With like 12 students, that's 4 bits, and it often ends up with 2-3 questions. It starts off with the obvious ones - man/woman/diverse, but then a realization comes in: An answer usually contains more information than just that one bit. If you have long hair, you're most likely a woman and/or a metalhead for example. That part will get shaken out later on.
And those thoughts make these browser fingerprinting techniques all the more scary: They contain a lot of information and that quickly cuts the possible amount of people down. Like, I'm a Linux Firefox user with a screen on the left. I wouldn't be suprised if that put me in a 5-6 digit bucket of people already.
> An answer usually contains more information than just that one bit.
That means there is less information in the question "do they have long hair?", not more. Asking "long hair?" and then "woman?" is probably, in most groups, roughly the same as just the first or second question alone. So the second question added much less than one bit of information because the answer is probably "yes". "Long hair" and then "metalhead" is the same, except that the answer to the second question is probably "no".

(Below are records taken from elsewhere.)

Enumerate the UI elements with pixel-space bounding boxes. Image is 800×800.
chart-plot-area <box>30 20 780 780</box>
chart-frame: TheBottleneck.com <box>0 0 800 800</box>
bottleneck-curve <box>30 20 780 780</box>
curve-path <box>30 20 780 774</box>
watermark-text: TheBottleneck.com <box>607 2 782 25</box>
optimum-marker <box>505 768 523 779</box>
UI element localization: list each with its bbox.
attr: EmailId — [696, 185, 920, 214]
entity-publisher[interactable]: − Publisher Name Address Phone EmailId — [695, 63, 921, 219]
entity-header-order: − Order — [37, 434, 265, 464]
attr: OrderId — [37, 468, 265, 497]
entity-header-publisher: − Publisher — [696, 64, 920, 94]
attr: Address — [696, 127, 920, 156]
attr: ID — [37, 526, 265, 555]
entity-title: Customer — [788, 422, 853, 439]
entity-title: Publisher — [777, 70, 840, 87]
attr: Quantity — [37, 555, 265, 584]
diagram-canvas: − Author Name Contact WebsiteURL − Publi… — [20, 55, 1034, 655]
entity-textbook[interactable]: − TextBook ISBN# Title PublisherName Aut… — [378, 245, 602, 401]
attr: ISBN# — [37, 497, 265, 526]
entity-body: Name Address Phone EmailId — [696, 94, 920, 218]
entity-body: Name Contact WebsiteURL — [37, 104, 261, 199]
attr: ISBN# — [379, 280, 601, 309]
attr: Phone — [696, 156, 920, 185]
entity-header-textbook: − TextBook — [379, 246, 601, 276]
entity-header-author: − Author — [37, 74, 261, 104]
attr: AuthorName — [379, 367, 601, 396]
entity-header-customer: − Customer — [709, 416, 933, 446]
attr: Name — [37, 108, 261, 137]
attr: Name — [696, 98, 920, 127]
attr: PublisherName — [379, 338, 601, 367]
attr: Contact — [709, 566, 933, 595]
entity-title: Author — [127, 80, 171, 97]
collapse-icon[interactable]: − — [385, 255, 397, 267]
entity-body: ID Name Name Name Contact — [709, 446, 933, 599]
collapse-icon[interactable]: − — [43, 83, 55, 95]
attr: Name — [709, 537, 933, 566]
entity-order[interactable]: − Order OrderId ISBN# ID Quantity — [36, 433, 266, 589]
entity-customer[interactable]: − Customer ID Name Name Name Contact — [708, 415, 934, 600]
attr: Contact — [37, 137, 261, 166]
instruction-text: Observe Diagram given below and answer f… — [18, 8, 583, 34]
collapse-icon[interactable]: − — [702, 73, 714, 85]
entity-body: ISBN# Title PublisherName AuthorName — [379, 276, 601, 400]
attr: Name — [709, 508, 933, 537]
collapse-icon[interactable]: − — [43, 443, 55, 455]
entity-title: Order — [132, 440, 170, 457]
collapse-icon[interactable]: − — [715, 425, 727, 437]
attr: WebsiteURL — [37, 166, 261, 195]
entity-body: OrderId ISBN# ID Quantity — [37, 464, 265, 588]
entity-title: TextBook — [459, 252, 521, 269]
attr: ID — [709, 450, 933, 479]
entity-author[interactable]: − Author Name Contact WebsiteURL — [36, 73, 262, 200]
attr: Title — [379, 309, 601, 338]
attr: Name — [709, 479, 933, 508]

Yes/no questions on average contain the most information each when they partition the remaining possibilities 50:50. Then each answer gives you exactly one more bit. The closet you get to either a 100:0 or 0:100 yes:no split, the smaller the fraction of a bit you encode in the answer.
"Metalhead?" usually gives you lots of bits of information (probably 4 in an "average" group of 16 containing at least one metalhead) if the answer is "yes", but on average that's outweighed by the very high chance that the answer will be "no". If there are no metalheads or only metalheads, it gives you zero information.